Education, Organisation, Research
Using AI in written assignments: four levels for lecturers and students
Leiden Law School’s AI Working Group has formulated a clear framework within which generative AI (Gen AI) can be used in written assignments (including models by OpenAI, Anthropic, or Google).
Menu of options
The framework is designed as a menu of options which lecturers can consult to decide:
- Whether the use of GenAI is allowed;
- what students are allowed to use it for;
- why that choice was made;
- the opportunities and threats students need to be aware of; and
- what students will be assessed on.
It provides lecturers with practical guidance to align the use of GenAI with the learning objectives and the students’ year of study. This helps prevent students from outsourcing everything to GenAI and learning nothing, or blindly trusting GenAI output without checking and correcting it.
Implementation
The Faculty Board has approved this framework, and plans to implement it in the education policy of the faculty. The framework will be included in the Prospectus for the new academic year. Teaching staff therefore have ample time to decide on the role of GenAI in their written assignments, and students will know what to expect. The framework will also ensure a consistent approach that is recognisable to both students and lecturers.
GenAI level in line with learning objectives
Tycho de Graaf helped to create the framework: ‘Lecturers can use the table to decide what students can use Gen AI for. You do that, of course, depending on what you want to teach them. To help, the table specifies for each GenAI level how our standard learning objectives and assessment criteria should be applied in view of the permitted use. Think of Word’s spelling check: we evaluate spelling knowing that students use that tool and that we allow it.’

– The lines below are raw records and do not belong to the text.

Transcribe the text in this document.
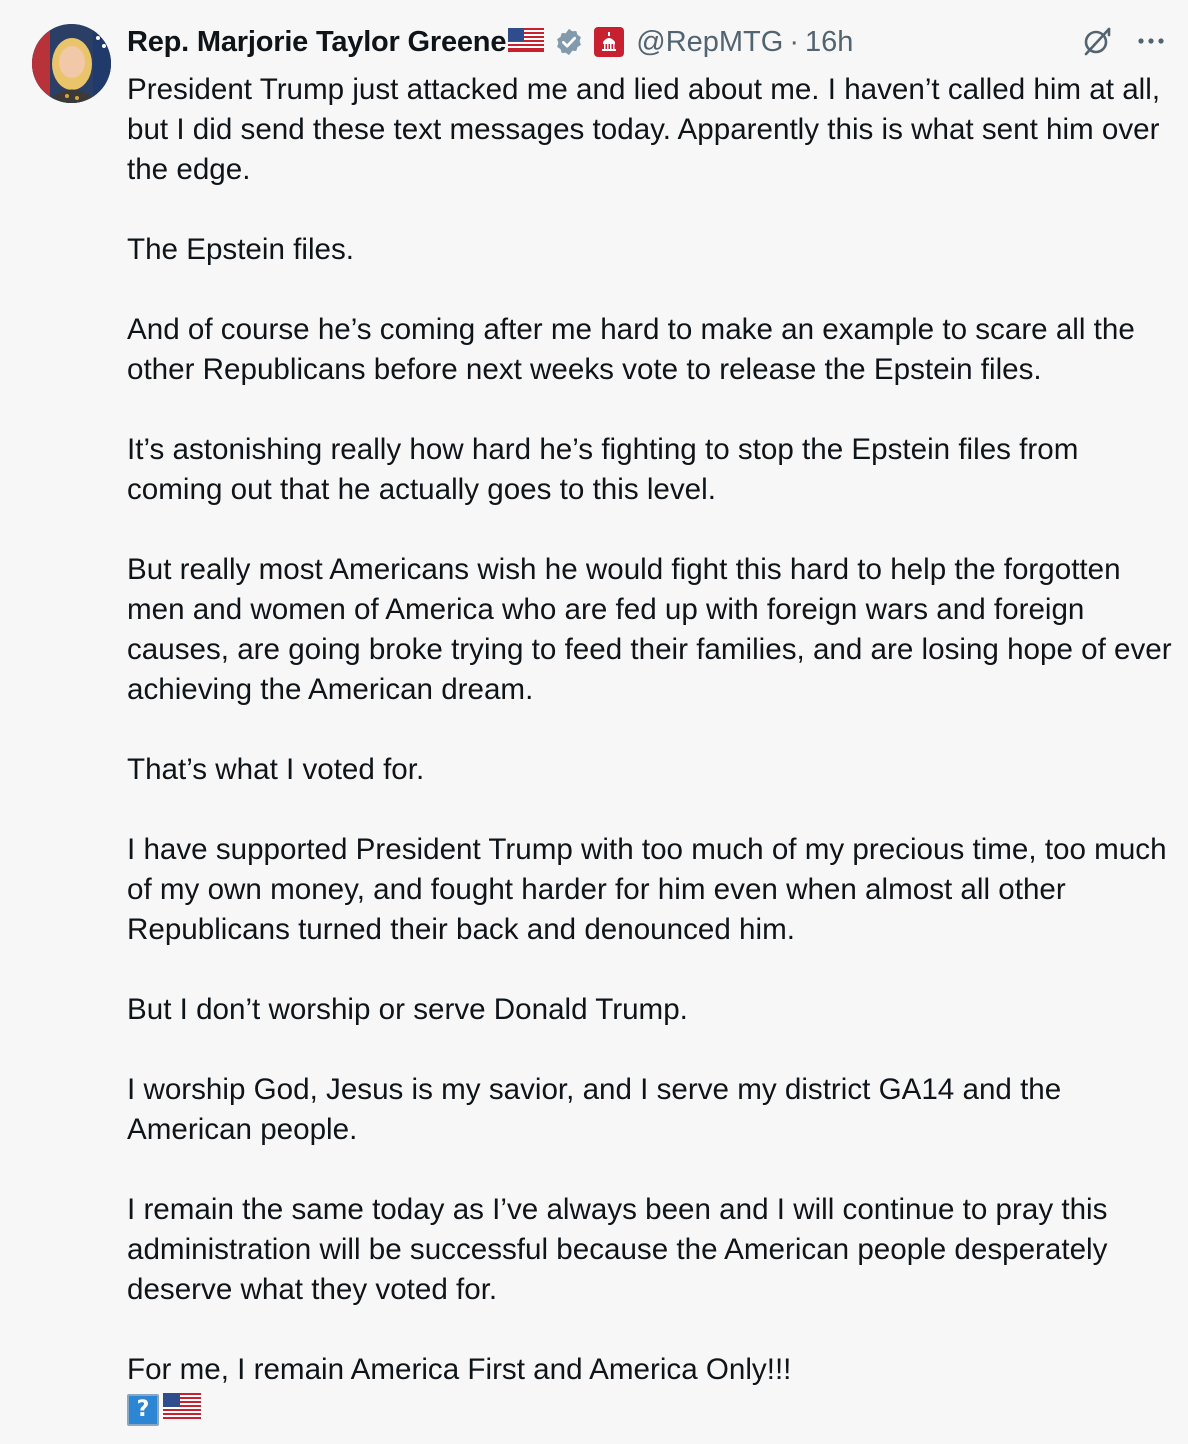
Rep. Marjorie Taylor Greene	@RepMTG · 16h

President Trump just attacked me and lied about me. I haven’t called him at all, but I did send these text messages today. Apparently this is what sent him over the edge.

The Epstein files.

And of course he’s coming after me hard to make an example to scare all the other Republicans before next weeks vote to release the Epstein files.

It’s astonishing really how hard he’s fighting to stop the Epstein files from coming out that he actually goes to this level.

But really most Americans wish he would fight this hard to help the forgotten men and women of America who are fed up with foreign wars and foreign causes, are going broke trying to feed their families, and are losing hope of ever achieving the American dream.

That’s what I voted for.

I have supported President Trump with too much of my precious time, too much of my own money, and fought harder for him even when almost all other Republicans turned their back and denounced him.

But I don’t worship or serve Donald Trump.

I worship God, Jesus is my savior, and I serve my district GA14 and the American people.

I remain the same today as I’ve always been and I will continue to pray this administration will be successful because the American people desperately deserve what they voted for.

For me, I remain America First and America Only!!!

?
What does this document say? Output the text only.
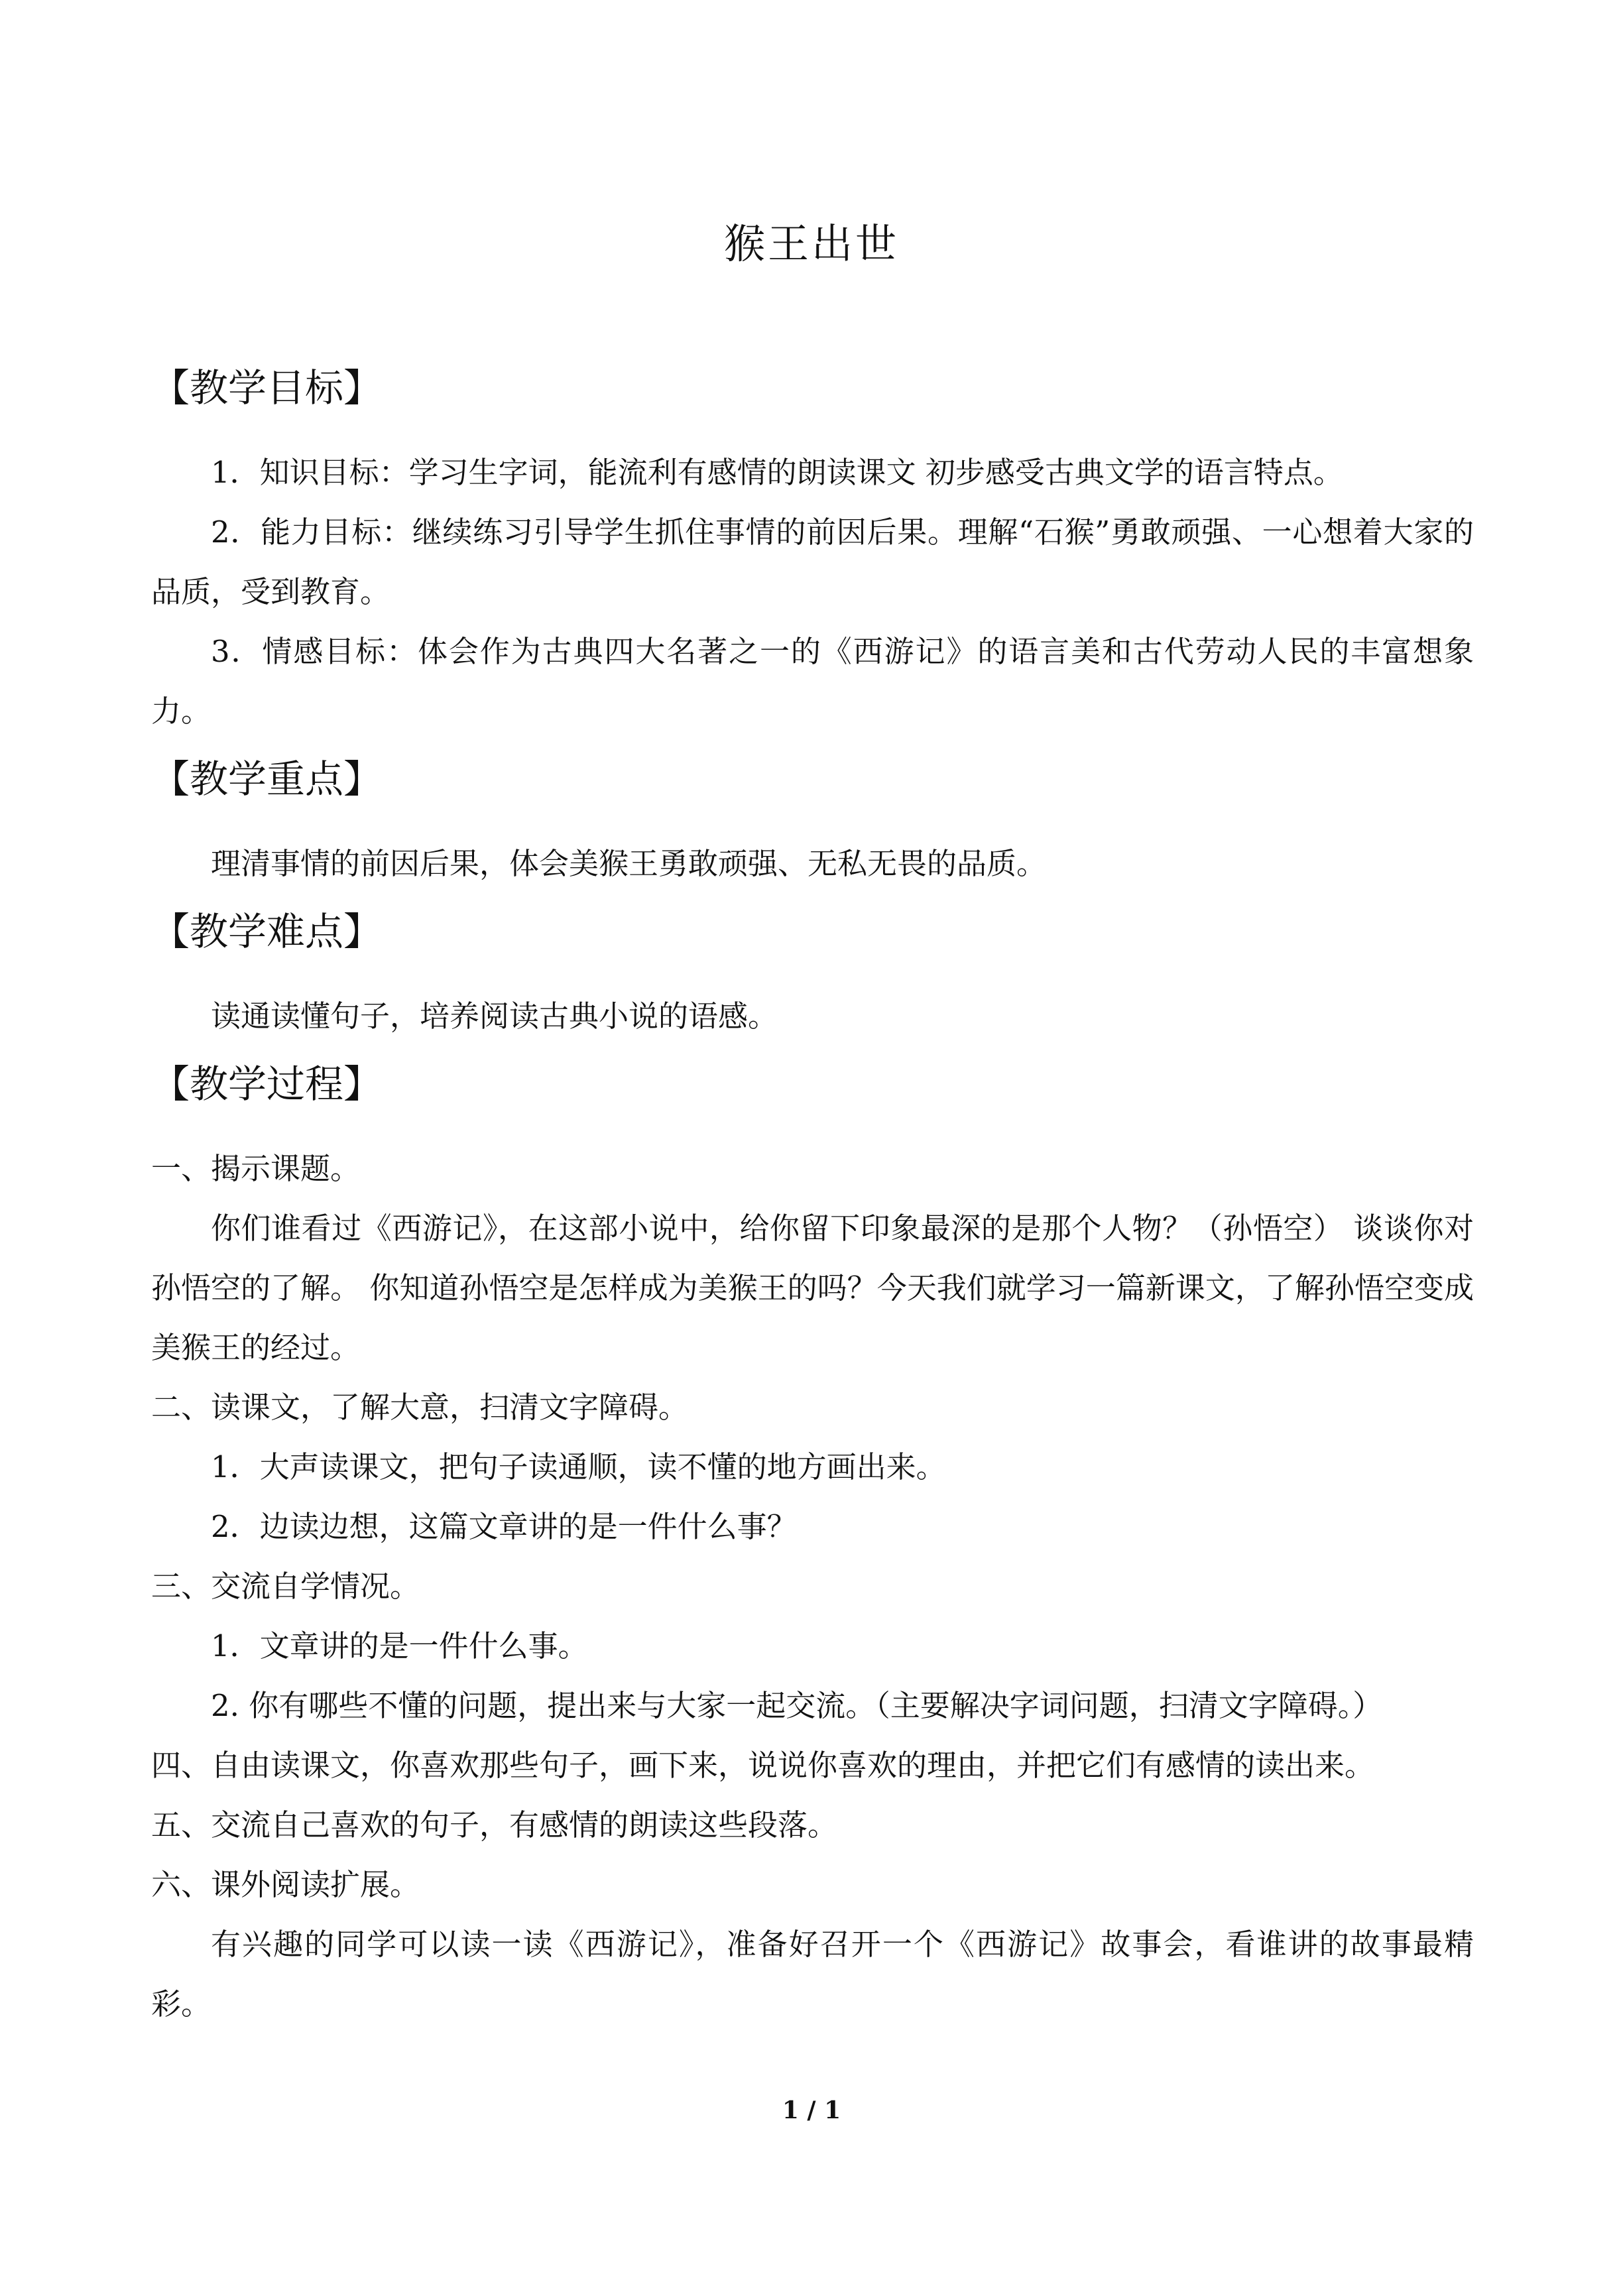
猴王出世
【教学目标】

1．知识目标：学习生字词，能流利有感情的朗读课文 初步感受古典文学的语言特点。

2．能力目标：继续练习引导学生抓住事情的前因后果。理解“石猴”勇敢顽强、一心想着大家的品质，受到教育。

3．情感目标：体会作为古典四大名著之一的《西游记》的语言美和古代劳动人民的丰富想象力。

【教学重点】

理清事情的前因后果，体会美猴王勇敢顽强、无私无畏的品质。

【教学难点】

读通读懂句子，培养阅读古典小说的语感。

【教学过程】

一、揭示课题。

你们谁看过《西游记》，在这部小说中，给你留下印象最深的是那个人物？（孙悟空） 谈谈你对孙悟空的了解。 你知道孙悟空是怎样成为美猴王的吗？今天我们就学习一篇新课文，了解孙悟空变成美猴王的经过。

二、读课文，了解大意，扫清文字障碍。

1．大声读课文，把句子读通顺，读不懂的地方画出来。

2．边读边想，这篇文章讲的是一件什么事？

三、交流自学情况。

1．文章讲的是一件什么事。

2. 你有哪些不懂的问题，提出来与大家一起交流。（主要解决字词问题，扫清文字障碍。）

四、自由读课文，你喜欢那些句子，画下来，说说你喜欢的理由，并把它们有感情的读出来。

五、交流自己喜欢的句子，有感情的朗读这些段落。

六、课外阅读扩展。

有兴趣的同学可以读一读《西游记》，准备好召开一个《西游记》故事会，看谁讲的故事最精彩。

1 / 1
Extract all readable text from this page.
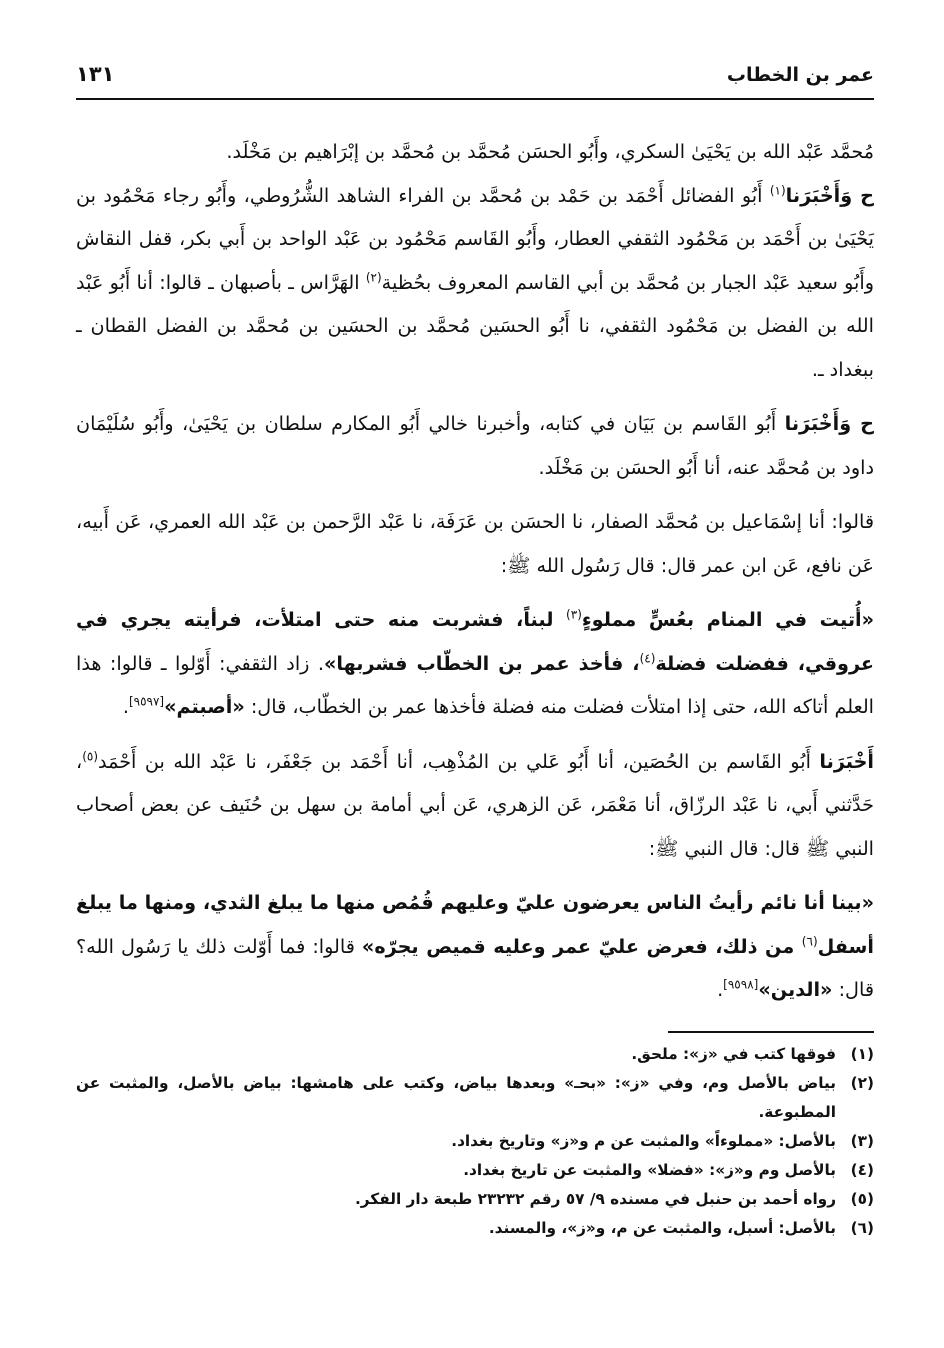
عمر بن الخطاب
١٣١

مُحمَّد عَبْد الله بن يَحْيَىٰ السكري، وأَبُو الحسَن مُحمَّد بن مُحمَّد بن إبْرَاهيم بن مَخْلَد.

ح وَأَخْبَرَنا$^{(١)}$ أَبُو الفضائل أَحْمَد بن حَمْد بن مُحمَّد بن الفراء الشاهد الشُّرُوطي، وأَبُو رجاء مَحْمُود بن يَحْيَىٰ بن أَحْمَد بن مَحْمُود الثقفي العطار، وأَبُو القَاسم مَحْمُود بن عَبْد الواحد بن أَبي بكر، قفل النقاش وأَبُو سعيد عَبْد الجبار بن مُحمَّد بن أبي القاسم المعروف بحُظية$^{(٢)}$ الهَرَّاس ـ بأصبهان ـ قالوا: أنا أَبُو عَبْد الله بن الفضل بن مَحْمُود الثقفي، نا أَبُو الحسَين مُحمَّد بن الحسَين بن مُحمَّد بن الفضل القطان ـ ببغداد ـ.

ح وَأَخْبَرَنا أَبُو القَاسم بن بَيَان في كتابه، وأخبرنا خالي أَبُو المكارم سلطان بن يَحْيَىٰ، وأَبُو سُلَيْمَان داود بن مُحمَّد عنه، أنا أَبُو الحسَن بن مَخْلَد.

قالوا: أنا إسْمَاعيل بن مُحمَّد الصفار، نا الحسَن بن عَرَفَة، نا عَبْد الرَّحمن بن عَبْد الله العمري، عَن أَبيه، عَن نافع، عَن ابن عمر قال: قال رَسُول الله ﷺ:

«أُتيت في المنام بعُسٍّ مملوءٍ$^{(٣)}$ لبناً، فشربت منه حتى امتلأت، فرأيته يجري في عروقي، ففضلت فضلة$^{(٤)}$، فأخذ عمر بن الخطّاب فشربها». زاد الثقفي: أَوّلوا ـ قالوا: هذا العلم أتاكه الله، حتى إذا امتلأت فضلت منه فضلة فأخذها عمر بن الخطّاب، قال: «أصبتم»[٩٥٩٧].

أَخْبَرَنا أَبُو القَاسم بن الحُصَين، أنا أَبُو عَلي بن المُذْهِب، أنا أَحْمَد بن جَعْفَر، نا عَبْد الله بن أَحْمَد$^{(٥)}$، حَدَّثني أَبي، نا عَبْد الرزّاق، أنا مَعْمَر، عَن الزهري، عَن أبي أمامة بن سهل بن حُنَيف عن بعض أصحاب النبي ﷺ قال: قال النبي ﷺ:

«بينا أنا نائم رأيتُ الناس يعرضون عليّ وعليهم قُمُص منها ما يبلغ الثدي، ومنها ما يبلغ أسفل$^{(٦)}$ من ذلك، فعرض عليّ عمر وعليه قميص يجرّه» قالوا: فما أَوّلت ذلك يا رَسُول الله؟ قال: «الدين»[٩٥٩٨].

(١)
فوقها كتب في «ز»: ملحق.
(٢)
بياض بالأصل وم، وفي «ز»: «بحـ» وبعدها بياض، وكتب على هامشها: بياض بالأصل، والمثبت عن المطبوعة.
(٣)
بالأصل: «مملوءاً» والمثبت عن م و«ز» وتاريخ بغداد.
(٤)
بالأصل وم و«ز»: «فضلا» والمثبت عن تاريخ بغداد.
(٥)
رواه أحمد بن حنبل في مسنده ٩/ ٥٧ رقم ٢٣٢٣٢ طبعة دار الفكر.
(٦)
بالأصل: أسبل، والمثبت عن م، و«ز»، والمسند.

Faculty Talk and AI Symposium
On Tuesday 26 May, Tycho de Graaf will give a Faculty Talk on GenAI in education in the run up to the faculty Symposium: ‘Moving forward together with AI’ which will be held on Thursday 28 May. The symposium will focus on GenAI in research, education and the organisation and is intended for all staff at our faculty. Please register here.
Using GenAI in written assignments
A brief outline of the table is provided below. For more detailed information, please go to the LTC HUB.
Level 1: prohibit the use of AI
Students learn to independently develop research questions, analyse sources, create structures, construct arguments, and compose text. This level encourages critical thinking and self-reliance which are both essential for effectively assessing AI-generated output in the future.
Tycho de Graaf: ‘The lecturer explains the rationale behind their decision. This also underscores the ongoing importance of learning how to conduct research and write without GenAI, which will help students better check the accuracy of GenAI output when they are allowed to use it.’
Level 2: allow its use to edit text
GenAI may be used to improve text, for example spelling, grammar and source references. There are two options: Using GenAI during the entire writing process or only for the final version. Students remain responsible for the content and learn how to critically assess output from AI.
Tycho de Graaf: ‘If the goal is to teach students to use GenAI to improve text they have written themselves, then the student must explain how and which GenAI tool was used in the assignment. This lets the lecturer check whether GenAI was used in a good way. Lecturers assess whether the text is focused on the topic and meaningful, and look beyond just error-free language and smooth sentences.’
Level 3: allow or require its use for brainstorming, source research, and creating initial structures
GenAI is allowed or required to come up with research questions, find sources and create an initial structure. Students are not allowed to use it to generate text. They learn to use GenAI as a tool but remain responsible for the final content and argumentation.
Level 4: allow or require its use for performing certain tasks or all tasks
GenAI is allowed or required for tasks such as composing text or constructing arguments. Critical reflection and human evaluation remain essential. Students learn to use GenAI, and to assess, adapt, and account for the output.